Hillary and Bernie Part Ways on Israel

The foreign policy divide between Hillary Clinton and Bernie Sanders could not have been more obvious than in last week’s debate in Brooklyn when the moderator brought forward the issue of Israel and Palestine. The answers they gave not only revealed differing emphases among two politicians who both strongly identify as being “pro-Israel,” it revealed a striking contrast regarding the role the United States should play as a mediator in international conflicts and attitudes towards international humanitarian law.

Referring to the fighting between Israeli and Hamas forces during the summer of 2014, Bernie Sanders reiterated both his longstanding position condemning Hamas rocket attacks on Israel and supporting Israel’s right to self-defense. But he also declared that the killing of nearly 1,500 Palestinian civilians by Israel during that fifty-day conflict represented a “disproportionate” use of force.

Comparable observations were made at that time by Amnesty International, Human Rights Watch, Secretary of State John Kerry, UN ambassador Samantha Power, senior White House official Valerie Jarrett, the U.S. State Department, the leading Israeli human rights group B’Tselem, and the Israeli veterans’ group Breaking the Silence, as did—as Sanders put it—“countries all over the world.”

But Hillary Clinton refused to acknowledge that Israel had done anything wrong, responding “You have a right to defend yourself,” even though Sanders was not disputing that. She insisted the civilian deaths were because of “the way that Hamas places its weapons” and that Hamas “often has its fighters in civilian garb.” However, independent human rights investigators found very few of the Palestinian civilian deaths were a result of such actions.

Clinton’s ongoing defense of Israeli military operations that have killed hundreds of civilians in the name of “self-defense” and “fighting terrorism” and her previous attacks against reputable human rights groups and respected international jurists for documenting apparent war crimes during these offensives, raise troubling questions about her position on rules of engagement for U.S. armed forces in the “war on terror” if she becomes Commander-in-Chief.

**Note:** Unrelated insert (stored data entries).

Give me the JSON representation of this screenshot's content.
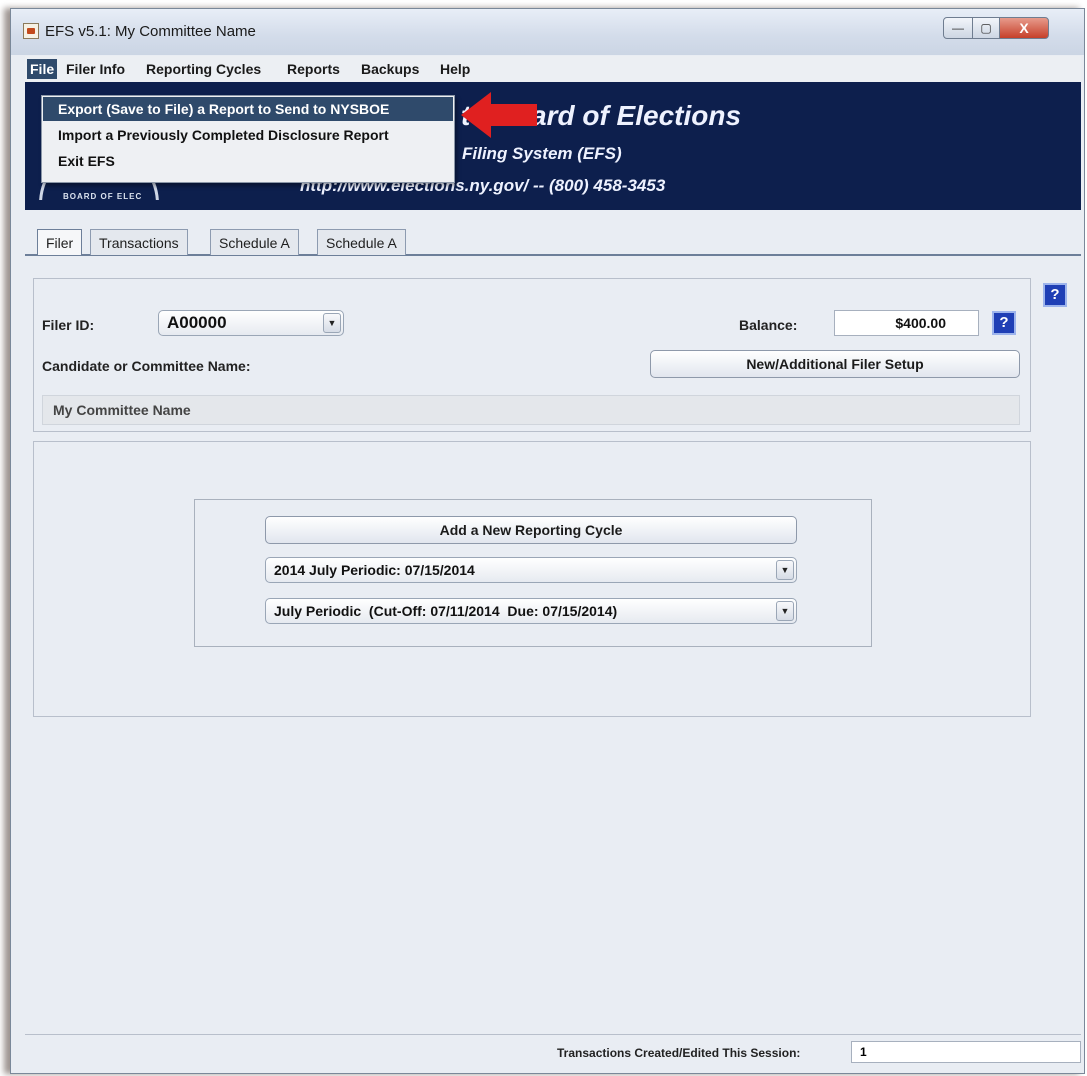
{
  "window": {
    "title": "EFS v5.1: My Committee Name",
    "minimize": "—",
    "maximize": "▢",
    "close": "X"
  },
  "menu": {
    "items": [
      "File",
      "Filer Info",
      "Reporting Cycles",
      "Reports",
      "Backups",
      "Help"
    ],
    "active": "File"
  },
  "file_menu": {
    "items": [
      "Export (Save to File) a Report to Send to NYSBOE",
      "Import a Previously Completed Disclosure Report",
      "Exit EFS"
    ]
  },
  "banner": {
    "title": "te Board of Elections",
    "subtitle": "Filing System (EFS)",
    "url_phone": "http://www.elections.ny.gov/ -- (800) 458-3453",
    "seal_text": "BOARD OF ELEC"
  },
  "tabs": [
    "Filer",
    "Transactions",
    "Schedule A",
    "Schedule A"
  ],
  "filer": {
    "filer_id_label": "Filer ID:",
    "filer_id_value": "A00000",
    "balance_label": "Balance:",
    "balance_value": "$400.00",
    "name_label": "Candidate or Committee Name:",
    "setup_button": "New/Additional Filer Setup",
    "committee_name": "My Committee Name",
    "help": "?"
  },
  "cycle": {
    "add_button": "Add a New Reporting Cycle",
    "cycle_select": "2014 July Periodic: 07/15/2014",
    "period_select": "July Periodic  (Cut-Off: 07/11/2014  Due: 07/15/2014)"
  },
  "status": {
    "label": "Transactions Created/Edited This Session:",
    "value": "1"
  },
  "colors": {
    "banner": "#0d1f4d",
    "menu_highlight": "#2f4a6b",
    "help_button": "#1f3fb5",
    "annotation_arrow": "#e02020"
  }
}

Also troubling during the debate was that while Sanders reiterated the longstanding U.S. and international position that there should be a viable independent Palestinian state alongside a secure Israel, Clinton would only go as far as saying Palestinians should be able to have “self-government” and “autonomy.”

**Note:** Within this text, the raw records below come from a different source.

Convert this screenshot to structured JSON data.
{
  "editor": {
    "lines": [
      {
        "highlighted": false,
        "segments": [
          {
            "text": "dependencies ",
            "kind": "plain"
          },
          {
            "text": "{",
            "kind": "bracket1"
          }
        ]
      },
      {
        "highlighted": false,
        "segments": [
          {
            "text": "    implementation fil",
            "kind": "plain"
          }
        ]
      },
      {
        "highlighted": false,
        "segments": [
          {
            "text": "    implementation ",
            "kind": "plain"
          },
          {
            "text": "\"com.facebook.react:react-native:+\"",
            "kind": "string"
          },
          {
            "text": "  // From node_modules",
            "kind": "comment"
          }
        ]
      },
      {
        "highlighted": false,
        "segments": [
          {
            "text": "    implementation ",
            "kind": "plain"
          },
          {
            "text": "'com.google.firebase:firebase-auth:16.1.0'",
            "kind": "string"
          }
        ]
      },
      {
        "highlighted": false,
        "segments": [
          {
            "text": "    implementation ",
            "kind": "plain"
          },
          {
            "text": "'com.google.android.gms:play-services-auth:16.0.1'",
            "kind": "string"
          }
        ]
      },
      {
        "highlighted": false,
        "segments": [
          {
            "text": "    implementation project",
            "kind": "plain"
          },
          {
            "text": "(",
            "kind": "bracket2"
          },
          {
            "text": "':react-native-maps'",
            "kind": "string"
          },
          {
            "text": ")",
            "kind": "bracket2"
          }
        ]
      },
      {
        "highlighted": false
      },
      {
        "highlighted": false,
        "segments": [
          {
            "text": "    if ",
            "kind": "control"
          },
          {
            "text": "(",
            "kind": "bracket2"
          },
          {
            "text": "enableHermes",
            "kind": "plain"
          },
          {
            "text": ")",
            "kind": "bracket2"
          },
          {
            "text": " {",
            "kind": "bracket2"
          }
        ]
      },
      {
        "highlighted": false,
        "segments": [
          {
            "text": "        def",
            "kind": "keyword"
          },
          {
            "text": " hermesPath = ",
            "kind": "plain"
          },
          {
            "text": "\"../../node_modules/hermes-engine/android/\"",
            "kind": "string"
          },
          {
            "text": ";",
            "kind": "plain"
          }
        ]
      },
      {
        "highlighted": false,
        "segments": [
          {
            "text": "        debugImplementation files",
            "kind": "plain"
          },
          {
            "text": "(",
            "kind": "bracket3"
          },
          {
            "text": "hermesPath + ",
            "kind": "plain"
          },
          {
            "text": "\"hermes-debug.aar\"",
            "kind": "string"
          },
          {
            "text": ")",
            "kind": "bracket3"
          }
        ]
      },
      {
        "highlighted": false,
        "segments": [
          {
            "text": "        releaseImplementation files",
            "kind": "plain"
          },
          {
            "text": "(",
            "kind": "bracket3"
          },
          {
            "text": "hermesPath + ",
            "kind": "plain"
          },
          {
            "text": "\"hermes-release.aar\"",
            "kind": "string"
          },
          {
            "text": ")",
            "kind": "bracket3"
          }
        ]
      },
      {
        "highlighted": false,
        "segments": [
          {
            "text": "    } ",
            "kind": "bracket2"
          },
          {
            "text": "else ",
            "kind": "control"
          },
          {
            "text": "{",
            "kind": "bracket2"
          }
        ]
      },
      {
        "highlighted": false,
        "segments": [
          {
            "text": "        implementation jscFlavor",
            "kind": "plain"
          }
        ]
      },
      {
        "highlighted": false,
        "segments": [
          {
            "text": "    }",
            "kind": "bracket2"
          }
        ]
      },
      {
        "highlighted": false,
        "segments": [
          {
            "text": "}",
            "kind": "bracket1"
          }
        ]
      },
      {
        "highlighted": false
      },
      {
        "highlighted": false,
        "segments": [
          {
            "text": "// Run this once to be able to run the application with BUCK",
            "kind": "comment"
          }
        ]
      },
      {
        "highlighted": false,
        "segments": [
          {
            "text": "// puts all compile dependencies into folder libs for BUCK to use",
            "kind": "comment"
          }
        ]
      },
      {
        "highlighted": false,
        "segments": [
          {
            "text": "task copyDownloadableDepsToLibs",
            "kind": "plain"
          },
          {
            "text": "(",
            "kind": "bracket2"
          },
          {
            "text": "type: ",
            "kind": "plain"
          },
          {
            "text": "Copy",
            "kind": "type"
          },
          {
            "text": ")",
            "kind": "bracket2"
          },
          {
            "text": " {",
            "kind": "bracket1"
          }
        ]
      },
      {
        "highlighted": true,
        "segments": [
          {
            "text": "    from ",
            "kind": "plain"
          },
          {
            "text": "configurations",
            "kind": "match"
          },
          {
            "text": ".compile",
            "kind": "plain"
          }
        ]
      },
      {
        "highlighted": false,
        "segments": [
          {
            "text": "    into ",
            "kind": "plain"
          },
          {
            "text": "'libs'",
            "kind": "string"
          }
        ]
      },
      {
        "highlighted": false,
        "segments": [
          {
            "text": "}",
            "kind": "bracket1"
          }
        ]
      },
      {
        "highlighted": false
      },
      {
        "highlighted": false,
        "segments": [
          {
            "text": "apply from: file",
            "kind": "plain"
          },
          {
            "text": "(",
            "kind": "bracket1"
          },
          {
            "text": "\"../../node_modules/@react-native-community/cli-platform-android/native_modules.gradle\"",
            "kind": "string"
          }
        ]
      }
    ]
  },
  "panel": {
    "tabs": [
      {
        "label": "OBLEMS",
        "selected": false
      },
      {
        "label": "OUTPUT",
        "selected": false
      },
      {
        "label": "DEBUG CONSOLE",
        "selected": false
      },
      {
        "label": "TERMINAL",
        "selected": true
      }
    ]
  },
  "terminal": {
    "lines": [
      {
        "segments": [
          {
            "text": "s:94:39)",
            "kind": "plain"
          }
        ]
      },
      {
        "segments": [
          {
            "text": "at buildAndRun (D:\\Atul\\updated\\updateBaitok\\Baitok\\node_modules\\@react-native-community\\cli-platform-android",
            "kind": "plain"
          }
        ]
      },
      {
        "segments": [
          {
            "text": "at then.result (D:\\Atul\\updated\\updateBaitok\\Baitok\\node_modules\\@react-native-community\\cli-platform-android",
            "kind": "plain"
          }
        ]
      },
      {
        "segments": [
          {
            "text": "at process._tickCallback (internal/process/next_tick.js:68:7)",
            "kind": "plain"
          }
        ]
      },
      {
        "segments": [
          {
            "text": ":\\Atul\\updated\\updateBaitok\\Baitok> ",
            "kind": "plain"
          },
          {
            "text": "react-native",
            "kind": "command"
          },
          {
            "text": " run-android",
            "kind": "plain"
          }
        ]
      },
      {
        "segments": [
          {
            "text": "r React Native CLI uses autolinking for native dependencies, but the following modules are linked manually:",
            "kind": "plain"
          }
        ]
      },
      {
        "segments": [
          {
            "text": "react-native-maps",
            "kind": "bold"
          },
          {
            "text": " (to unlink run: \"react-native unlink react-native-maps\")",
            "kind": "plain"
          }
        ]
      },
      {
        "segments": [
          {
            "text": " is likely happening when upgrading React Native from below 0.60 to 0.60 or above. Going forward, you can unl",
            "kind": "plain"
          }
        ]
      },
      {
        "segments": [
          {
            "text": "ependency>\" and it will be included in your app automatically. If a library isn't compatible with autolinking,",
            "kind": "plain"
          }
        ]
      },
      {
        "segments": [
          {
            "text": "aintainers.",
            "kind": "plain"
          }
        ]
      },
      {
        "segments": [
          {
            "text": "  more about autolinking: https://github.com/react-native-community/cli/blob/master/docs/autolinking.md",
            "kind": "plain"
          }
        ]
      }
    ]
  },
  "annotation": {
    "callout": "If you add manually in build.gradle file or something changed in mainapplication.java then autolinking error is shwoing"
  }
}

Sanders noted how, in addition to maintaining the United States’ longstanding commitment to Israel, “if we are ever going to bring peace to that region . . . we are going to have to treat the Palestinian people with respect and dignity,” noting how in a recent speech Clinton gave on the topic, there was “virtually no discussion at all about the needs of the Palestinian people.”

While Clinton has long supported allowing Israel to annex large swaths of the occupied West Bank and other Israeli negotiating positions, Sanders went on to note that “there will never be peace in that region unless the United States plays an even-handed role trying to bring people together and recognizing the serious problems that exist among the Palestinian people.”

And, in contrast to Clinton’s strong support for Israel’s right-wing prime minister—whom she promises to invited to the White House her first day in office—Sanders observed, “if we pursue justice and peace, we are going to have to say that Netanyahu is not right all of the time.”

A number of commentators noted that not only was this the most criticism the Israeli government has ever received in a presidential debate by either party, it came from a Jewish candidate at a forum in Brooklyn on the eve of the New York primary, challenging the conventional wisdom that criticizing Israel is bad politics, particularly before and electorate with a large number of Jewish voters.

The truth is that there has been a marked change in attitudes towards the Israeli-Palestinian conflict in recent years, even among American Jews. Polls show the Democratic base is far closer to positions espoused by Sanders than by Clinton. This is particularly apparent among younger Democratic voters, who have been favoring Sanders by more than 70 percent.

Indeed, within such bastions of traditional Democratic voters as college campuses, liberal churches, and peace and human rights groups, Israel/Palestine has emerged as important in the same way Central America and Southern Africa were in the 1980s. Hillary Clinton, therefore, by siding with a right-wing government with a history of discriminatory policies and large-scale attacks on civilians, is seen by increasing numbers of progressive Democrats as akin to politicians of the previous generation who defended the Salvadoran junta, Nicaraguan Contras, and South Africa’s apartheid regime.

No matter how things go in the race for delegates to secure the Democratic nomination, alienating your base is not good politics in a general election.